LingoLoop Attack: Trapping MLLMs via Linguistic Context and State Entrapment into Endless Loops

Abstract

Multimodal Large Language Models (MLLMs) have shown great promise but require substantial computational resources during inference. Attackers can exploit this by inducing excessive output, leading to resource exhaustion and service degradation. Prior energy-latency attacks aim to increase generation time by broadly shifting the output token distribution away from the EOS token, but they neglect the influence of token-level Part-of-Speech (POS) characteristics on EOS and sentence-level structural patterns on output counts, limiting their efficacy. To address this, we propose \textbf{LingoLoop}, an attack designed to induce MLLMs to generate excessively verbose and repetitive sequences. First, we find that the POS tag of a token strongly affects the likelihood of generating an EOS token. Based on this insight, we propose a \textbf{POS-Aware Delay Mechanism} to postpone EOS token generation by adjusting attention weights guided by POS information. Second, we identify that constraining output diversity to induce repetitive loops is effective for sustained generation. We introduce a \textbf{Generative Path Pruning Mechanism} that limits the magnitude of hidden states, encouraging the model to produce persistent loops.

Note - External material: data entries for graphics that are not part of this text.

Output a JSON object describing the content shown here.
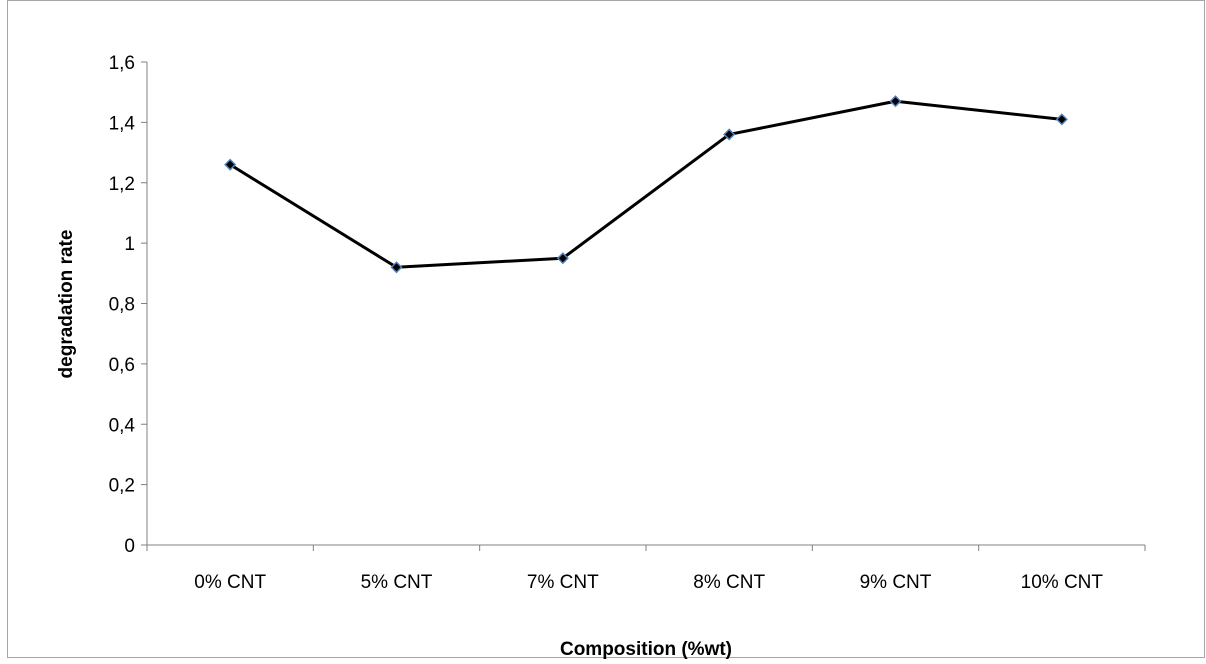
{
  "chart_data": {
    "type": "line",
    "categories": [
      "0% CNT",
      "5% CNT",
      "7% CNT",
      "8% CNT",
      "9% CNT",
      "10% CNT"
    ],
    "series": [
      {
        "values": [
          1.26,
          0.92,
          0.95,
          1.36,
          1.47,
          1.41
        ]
      }
    ],
    "xlabel": "Composition (%wt)",
    "ylabel": "degradation rate",
    "ylim": [
      0,
      1.6
    ],
    "yticks": [
      0,
      0.2,
      0.4,
      0.6,
      0.8,
      1,
      1.2,
      1.4,
      1.6
    ],
    "ytick_labels": [
      "0",
      "0,2",
      "0,4",
      "0,6",
      "0,8",
      "1",
      "1,2",
      "1,4",
      "1,6"
    ],
    "grid": false,
    "legend": "none",
    "colors": {
      "line": "#000000",
      "marker_fill": "#000000",
      "marker_edge": "#4f81bd"
    }
  }
}
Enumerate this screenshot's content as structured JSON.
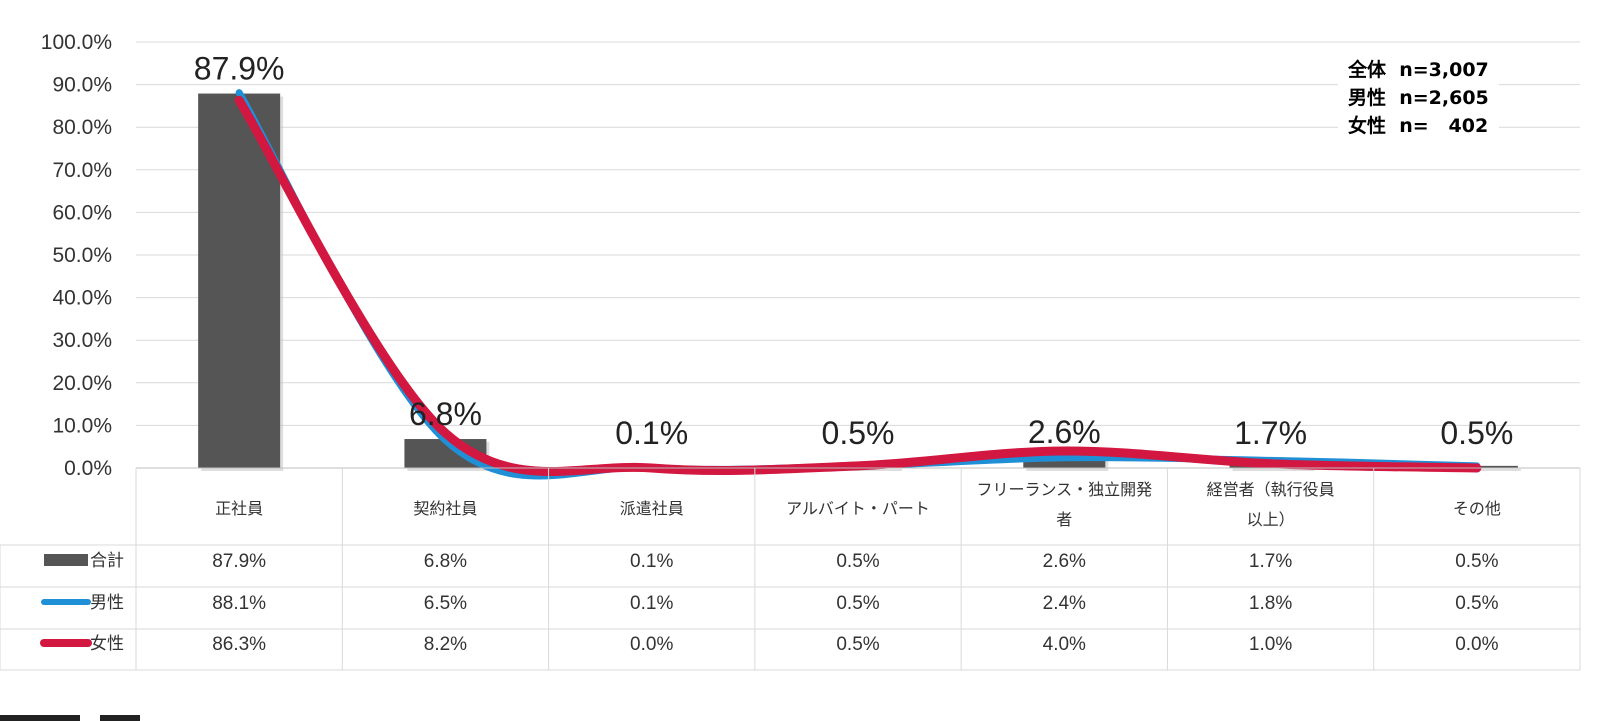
{
  "chart_data": {
    "type": "bar",
    "categories": [
      "正社員",
      "契約社員",
      "派遣社員",
      "アルバイト・パート",
      "フリーランス・独立開発者",
      "経営者（執行役員以上）",
      "その他"
    ],
    "category_lines": [
      [
        "正社員"
      ],
      [
        "契約社員"
      ],
      [
        "派遣社員"
      ],
      [
        "アルバイト・パート"
      ],
      [
        "フリーランス・独立開発",
        "者"
      ],
      [
        "経営者（執行役員",
        "以上）"
      ],
      [
        "その他"
      ]
    ],
    "ylim": [
      0,
      100
    ],
    "yticks": [
      0,
      10,
      20,
      30,
      40,
      50,
      60,
      70,
      80,
      90,
      100
    ],
    "ytick_labels": [
      "0.0%",
      "10.0%",
      "20.0%",
      "30.0%",
      "40.0%",
      "50.0%",
      "60.0%",
      "70.0%",
      "80.0%",
      "90.0%",
      "100.0%"
    ],
    "grid": true,
    "series": [
      {
        "name": "合計",
        "kind": "bar",
        "color": "#555555",
        "values": [
          87.9,
          6.8,
          0.1,
          0.5,
          2.6,
          1.7,
          0.5
        ],
        "labels": [
          "87.9%",
          "6.8%",
          "0.1%",
          "0.5%",
          "2.6%",
          "1.7%",
          "0.5%"
        ]
      },
      {
        "name": "男性",
        "kind": "line",
        "color": "#1f8fd6",
        "values": [
          88.1,
          6.5,
          0.1,
          0.5,
          2.4,
          1.8,
          0.5
        ],
        "labels": [
          "88.1%",
          "6.5%",
          "0.1%",
          "0.5%",
          "2.4%",
          "1.8%",
          "0.5%"
        ]
      },
      {
        "name": "女性",
        "kind": "line",
        "color": "#d21740",
        "values": [
          86.3,
          8.2,
          0.0,
          0.5,
          4.0,
          1.0,
          0.0
        ],
        "labels": [
          "86.3%",
          "8.2%",
          "0.0%",
          "0.5%",
          "4.0%",
          "1.0%",
          "0.0%"
        ]
      }
    ],
    "annotation": [
      "全体  n=3,007",
      "男性  n=2,605",
      "女性  n=   402"
    ]
  }
}
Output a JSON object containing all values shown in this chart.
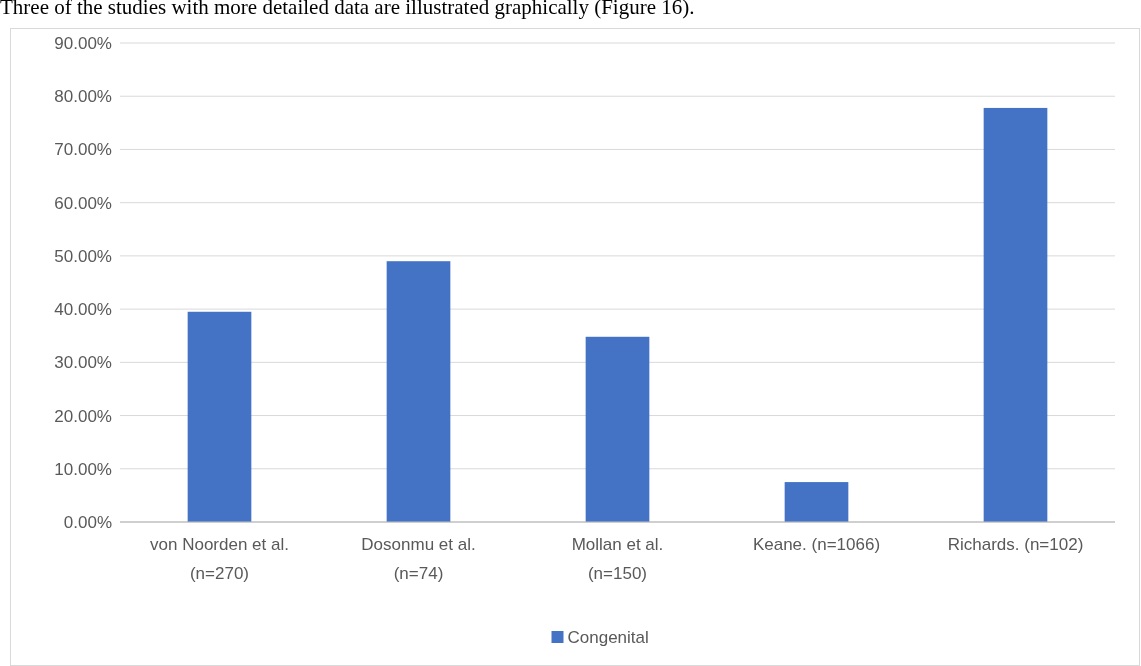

Extensive experiments on models like Qwen2.5-VL-3B demonstrate LingoLoop's powerful ability to trap them in generative loops; it consistently drives them to their generation limits and, when those limits are relaxed, can induce outputs with up to \textbf{367$\times$} more tokens than clean inputs, triggering a commensurate surge in energy consumption. These findings expose significant MLLMs' vulnerabilities, posing challenges for their reliable deployment.